5G comes to California
In parts of Sacramento, where Verizon recently launched in-home 5G service using mmWave, the transition is already underway. This service is for fixed broadband (broadband to the home) as opposed to mobile broadband, which would service mobile devices, and provides a first glimpse into what a fixed 5G deployment will look like.
Although the city announced “planned deployment areas,” public records are unclear on how many 5G sites have been deployed, where they are, and what bandwidth is being archived.
So we surveyed downtown Sacramento using our custom sensor platform and measured both 4G and 5G signals. Here’s what we found:
- Verizon has deployed a dense 4G network in downtown Sacramento.
- By overlaying 5G measurements on top of 4G site locations, we found that some 5G sites didn’t overlap with the existing 4G sites or permitted locations.
- We detected five 5G sites deployed at 28 GHz, one co-located with a high frequency 4G site.

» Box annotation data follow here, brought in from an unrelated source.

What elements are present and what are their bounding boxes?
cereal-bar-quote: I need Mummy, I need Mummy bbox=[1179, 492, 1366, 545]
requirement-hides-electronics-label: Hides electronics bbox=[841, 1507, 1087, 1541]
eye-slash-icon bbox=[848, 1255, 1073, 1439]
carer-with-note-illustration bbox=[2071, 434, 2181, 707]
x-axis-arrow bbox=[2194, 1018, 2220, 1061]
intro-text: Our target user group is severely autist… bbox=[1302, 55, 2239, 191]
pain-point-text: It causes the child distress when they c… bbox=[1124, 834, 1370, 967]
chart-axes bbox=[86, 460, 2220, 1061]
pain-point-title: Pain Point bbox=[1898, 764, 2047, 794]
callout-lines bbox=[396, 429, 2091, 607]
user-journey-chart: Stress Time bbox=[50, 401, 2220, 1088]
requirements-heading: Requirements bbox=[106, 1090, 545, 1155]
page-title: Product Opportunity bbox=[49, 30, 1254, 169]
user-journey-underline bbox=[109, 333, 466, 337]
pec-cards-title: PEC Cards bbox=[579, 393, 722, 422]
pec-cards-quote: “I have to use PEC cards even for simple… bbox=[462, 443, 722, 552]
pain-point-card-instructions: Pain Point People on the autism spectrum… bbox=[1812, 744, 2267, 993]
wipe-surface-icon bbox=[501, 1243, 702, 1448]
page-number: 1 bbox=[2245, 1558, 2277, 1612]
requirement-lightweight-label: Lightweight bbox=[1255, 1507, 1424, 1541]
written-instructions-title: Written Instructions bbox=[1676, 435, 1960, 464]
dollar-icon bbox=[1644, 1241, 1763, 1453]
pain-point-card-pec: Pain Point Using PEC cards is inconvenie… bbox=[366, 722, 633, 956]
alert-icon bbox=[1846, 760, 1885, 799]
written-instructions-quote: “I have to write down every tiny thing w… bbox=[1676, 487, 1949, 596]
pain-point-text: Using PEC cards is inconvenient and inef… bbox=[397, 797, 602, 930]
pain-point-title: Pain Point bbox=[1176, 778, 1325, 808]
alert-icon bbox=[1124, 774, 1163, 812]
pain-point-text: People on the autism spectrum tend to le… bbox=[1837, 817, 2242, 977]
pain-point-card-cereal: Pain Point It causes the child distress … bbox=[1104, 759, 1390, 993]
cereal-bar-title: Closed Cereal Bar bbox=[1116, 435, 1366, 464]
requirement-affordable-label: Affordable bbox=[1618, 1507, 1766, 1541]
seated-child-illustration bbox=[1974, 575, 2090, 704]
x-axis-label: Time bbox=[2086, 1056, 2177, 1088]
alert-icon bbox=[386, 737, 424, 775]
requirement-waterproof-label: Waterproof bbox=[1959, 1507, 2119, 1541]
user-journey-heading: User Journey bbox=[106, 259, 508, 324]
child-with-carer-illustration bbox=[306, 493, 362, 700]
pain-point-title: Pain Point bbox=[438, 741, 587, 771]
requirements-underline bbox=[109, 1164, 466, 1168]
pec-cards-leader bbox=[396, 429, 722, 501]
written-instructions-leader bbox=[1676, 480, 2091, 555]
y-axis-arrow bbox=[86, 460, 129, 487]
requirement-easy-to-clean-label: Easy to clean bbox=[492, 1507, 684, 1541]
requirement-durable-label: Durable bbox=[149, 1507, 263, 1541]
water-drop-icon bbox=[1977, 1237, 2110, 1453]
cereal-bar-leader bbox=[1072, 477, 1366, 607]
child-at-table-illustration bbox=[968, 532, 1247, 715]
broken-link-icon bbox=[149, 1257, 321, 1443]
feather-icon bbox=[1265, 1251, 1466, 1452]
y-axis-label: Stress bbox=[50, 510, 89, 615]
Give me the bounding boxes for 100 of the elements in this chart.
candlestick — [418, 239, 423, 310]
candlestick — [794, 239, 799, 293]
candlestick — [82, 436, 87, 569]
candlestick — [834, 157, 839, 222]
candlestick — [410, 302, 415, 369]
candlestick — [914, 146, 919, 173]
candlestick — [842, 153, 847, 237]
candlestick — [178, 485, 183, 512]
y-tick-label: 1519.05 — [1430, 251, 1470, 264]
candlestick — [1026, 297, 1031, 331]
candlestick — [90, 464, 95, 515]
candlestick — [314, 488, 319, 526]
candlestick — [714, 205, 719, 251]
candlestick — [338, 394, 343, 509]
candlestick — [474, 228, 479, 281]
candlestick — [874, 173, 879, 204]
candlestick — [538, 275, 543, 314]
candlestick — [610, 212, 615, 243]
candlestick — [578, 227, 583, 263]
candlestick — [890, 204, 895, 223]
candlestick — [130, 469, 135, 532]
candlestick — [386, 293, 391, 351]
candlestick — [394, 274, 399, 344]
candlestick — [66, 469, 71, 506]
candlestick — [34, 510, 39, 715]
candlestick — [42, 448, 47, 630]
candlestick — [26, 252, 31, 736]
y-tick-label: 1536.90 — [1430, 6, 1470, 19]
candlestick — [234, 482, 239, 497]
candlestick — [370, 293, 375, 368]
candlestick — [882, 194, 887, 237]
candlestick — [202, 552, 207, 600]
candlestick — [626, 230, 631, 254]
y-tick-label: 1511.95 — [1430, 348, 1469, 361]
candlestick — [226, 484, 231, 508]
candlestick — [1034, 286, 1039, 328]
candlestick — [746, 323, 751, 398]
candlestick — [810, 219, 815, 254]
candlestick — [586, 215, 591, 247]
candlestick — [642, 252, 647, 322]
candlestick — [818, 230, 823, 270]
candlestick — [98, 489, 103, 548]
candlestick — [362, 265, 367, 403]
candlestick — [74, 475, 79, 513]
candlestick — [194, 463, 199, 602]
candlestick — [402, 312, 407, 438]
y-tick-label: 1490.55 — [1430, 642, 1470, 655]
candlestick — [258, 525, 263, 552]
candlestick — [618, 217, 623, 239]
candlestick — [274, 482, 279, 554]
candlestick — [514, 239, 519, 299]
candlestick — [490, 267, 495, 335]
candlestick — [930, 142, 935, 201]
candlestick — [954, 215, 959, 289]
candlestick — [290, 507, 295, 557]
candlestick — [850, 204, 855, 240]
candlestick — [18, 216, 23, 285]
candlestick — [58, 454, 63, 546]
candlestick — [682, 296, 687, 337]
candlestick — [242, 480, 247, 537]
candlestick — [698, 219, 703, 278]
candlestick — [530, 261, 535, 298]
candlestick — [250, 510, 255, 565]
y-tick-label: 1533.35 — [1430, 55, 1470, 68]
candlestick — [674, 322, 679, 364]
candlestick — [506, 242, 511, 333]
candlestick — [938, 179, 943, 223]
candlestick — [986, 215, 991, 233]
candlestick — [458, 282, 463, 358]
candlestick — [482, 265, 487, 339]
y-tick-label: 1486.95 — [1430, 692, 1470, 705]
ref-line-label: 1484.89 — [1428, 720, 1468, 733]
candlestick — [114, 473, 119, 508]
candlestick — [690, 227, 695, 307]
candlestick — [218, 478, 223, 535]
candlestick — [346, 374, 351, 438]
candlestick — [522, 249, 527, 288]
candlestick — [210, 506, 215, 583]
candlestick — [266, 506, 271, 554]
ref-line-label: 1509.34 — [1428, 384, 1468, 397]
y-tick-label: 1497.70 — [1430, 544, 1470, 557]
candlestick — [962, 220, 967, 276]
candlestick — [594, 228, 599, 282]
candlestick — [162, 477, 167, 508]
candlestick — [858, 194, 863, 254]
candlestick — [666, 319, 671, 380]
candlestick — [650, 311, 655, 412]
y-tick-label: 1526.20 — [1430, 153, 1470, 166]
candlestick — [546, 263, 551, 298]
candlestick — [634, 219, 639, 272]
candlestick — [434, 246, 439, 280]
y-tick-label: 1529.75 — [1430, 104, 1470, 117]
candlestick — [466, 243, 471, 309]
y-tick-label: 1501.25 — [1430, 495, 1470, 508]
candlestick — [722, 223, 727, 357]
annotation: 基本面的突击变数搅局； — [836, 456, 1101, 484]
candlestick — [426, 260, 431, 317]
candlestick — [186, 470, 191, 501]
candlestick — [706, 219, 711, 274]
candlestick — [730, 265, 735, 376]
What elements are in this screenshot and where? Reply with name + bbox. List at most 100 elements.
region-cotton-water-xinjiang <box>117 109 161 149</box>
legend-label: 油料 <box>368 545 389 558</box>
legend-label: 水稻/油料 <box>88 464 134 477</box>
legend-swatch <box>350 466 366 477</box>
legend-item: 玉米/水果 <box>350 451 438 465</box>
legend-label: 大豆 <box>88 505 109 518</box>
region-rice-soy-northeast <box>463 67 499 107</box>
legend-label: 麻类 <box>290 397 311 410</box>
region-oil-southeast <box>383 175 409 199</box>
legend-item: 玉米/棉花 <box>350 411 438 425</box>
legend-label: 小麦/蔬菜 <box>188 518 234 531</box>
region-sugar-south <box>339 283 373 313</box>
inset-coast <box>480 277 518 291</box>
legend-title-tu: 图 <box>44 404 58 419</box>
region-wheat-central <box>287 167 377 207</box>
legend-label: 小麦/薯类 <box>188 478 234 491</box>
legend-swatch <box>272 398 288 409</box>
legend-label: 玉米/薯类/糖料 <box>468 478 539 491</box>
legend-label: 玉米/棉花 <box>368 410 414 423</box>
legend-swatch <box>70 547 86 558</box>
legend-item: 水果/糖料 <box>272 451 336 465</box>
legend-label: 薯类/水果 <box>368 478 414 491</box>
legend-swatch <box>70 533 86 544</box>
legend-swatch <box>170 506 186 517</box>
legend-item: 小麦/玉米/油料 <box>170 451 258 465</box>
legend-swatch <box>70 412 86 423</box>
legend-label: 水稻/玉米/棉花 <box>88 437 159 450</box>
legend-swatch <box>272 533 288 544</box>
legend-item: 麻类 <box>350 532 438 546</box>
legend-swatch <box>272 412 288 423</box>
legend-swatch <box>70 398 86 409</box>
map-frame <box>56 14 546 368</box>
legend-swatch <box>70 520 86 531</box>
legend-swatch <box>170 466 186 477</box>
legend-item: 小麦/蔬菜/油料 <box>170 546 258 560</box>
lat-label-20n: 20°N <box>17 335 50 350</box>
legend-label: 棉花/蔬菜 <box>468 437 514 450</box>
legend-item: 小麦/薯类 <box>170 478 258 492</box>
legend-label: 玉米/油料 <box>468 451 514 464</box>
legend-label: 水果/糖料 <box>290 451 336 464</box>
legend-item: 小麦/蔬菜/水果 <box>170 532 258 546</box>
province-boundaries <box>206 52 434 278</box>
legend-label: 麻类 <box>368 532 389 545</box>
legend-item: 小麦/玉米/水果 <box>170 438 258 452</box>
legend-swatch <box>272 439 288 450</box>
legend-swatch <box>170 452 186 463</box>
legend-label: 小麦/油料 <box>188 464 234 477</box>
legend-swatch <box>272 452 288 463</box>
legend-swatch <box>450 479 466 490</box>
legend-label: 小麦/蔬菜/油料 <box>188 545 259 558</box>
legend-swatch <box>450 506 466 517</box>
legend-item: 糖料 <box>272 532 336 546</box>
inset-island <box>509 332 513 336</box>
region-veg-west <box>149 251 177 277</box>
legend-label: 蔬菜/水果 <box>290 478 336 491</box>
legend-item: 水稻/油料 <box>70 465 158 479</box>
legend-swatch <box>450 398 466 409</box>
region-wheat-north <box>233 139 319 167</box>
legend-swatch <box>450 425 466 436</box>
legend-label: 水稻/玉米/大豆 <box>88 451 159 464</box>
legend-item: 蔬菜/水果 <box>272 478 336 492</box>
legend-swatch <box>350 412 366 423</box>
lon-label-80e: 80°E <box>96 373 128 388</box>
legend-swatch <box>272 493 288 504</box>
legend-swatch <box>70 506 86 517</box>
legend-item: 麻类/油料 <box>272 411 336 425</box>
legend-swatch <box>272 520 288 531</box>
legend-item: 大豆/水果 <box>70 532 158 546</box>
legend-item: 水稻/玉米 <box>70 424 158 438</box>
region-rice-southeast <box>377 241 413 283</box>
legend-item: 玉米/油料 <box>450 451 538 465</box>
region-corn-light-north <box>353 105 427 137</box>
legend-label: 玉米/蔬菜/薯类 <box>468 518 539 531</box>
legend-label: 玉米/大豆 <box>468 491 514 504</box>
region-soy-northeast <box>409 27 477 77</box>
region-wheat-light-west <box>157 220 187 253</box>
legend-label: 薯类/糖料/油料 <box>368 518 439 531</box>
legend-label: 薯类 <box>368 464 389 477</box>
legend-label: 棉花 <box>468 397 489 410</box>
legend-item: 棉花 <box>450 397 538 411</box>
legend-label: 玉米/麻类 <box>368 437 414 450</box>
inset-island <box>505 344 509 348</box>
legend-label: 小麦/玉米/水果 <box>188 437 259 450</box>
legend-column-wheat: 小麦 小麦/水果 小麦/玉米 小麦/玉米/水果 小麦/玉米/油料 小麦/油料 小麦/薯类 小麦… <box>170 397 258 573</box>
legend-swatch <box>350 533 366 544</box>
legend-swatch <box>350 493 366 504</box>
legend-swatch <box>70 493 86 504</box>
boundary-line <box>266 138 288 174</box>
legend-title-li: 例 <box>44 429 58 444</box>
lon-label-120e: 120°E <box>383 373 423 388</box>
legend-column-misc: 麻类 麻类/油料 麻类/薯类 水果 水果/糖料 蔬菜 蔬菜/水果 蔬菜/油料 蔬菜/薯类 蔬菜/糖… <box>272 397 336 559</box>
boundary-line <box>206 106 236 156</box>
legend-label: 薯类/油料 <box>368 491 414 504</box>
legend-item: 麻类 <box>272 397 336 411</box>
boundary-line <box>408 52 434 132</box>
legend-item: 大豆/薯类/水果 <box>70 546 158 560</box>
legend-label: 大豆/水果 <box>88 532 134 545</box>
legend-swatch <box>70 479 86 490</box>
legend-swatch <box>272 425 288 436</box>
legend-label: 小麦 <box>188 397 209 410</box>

By measuring 4G sites, we were also able to compare network density and estimate coverage areas, providing a visual estimate of how much more 5G infrastructure would be needed to cover the same area as one 4G site.
We can already reveal several insights into the early stages of 5G:
- Overlap between 4G and 5G coverage will continue for a long time
- 5G sites continue to lack coverage range and will require substantial infrastructure growth
- 5G is performing as predicted — but the challenge is adequate deployment
As we continue to track 5G deployments over time, we’ll answer questions like:
- How will actual 5G performance match expectations?
- Where are 5G sites more likely to be built?
- How are other networks being impacted by 5G?
- Will we be able to see the impact of 5G in performance data?
So keep your eye on 5G. But don’t abandon 4G just yet.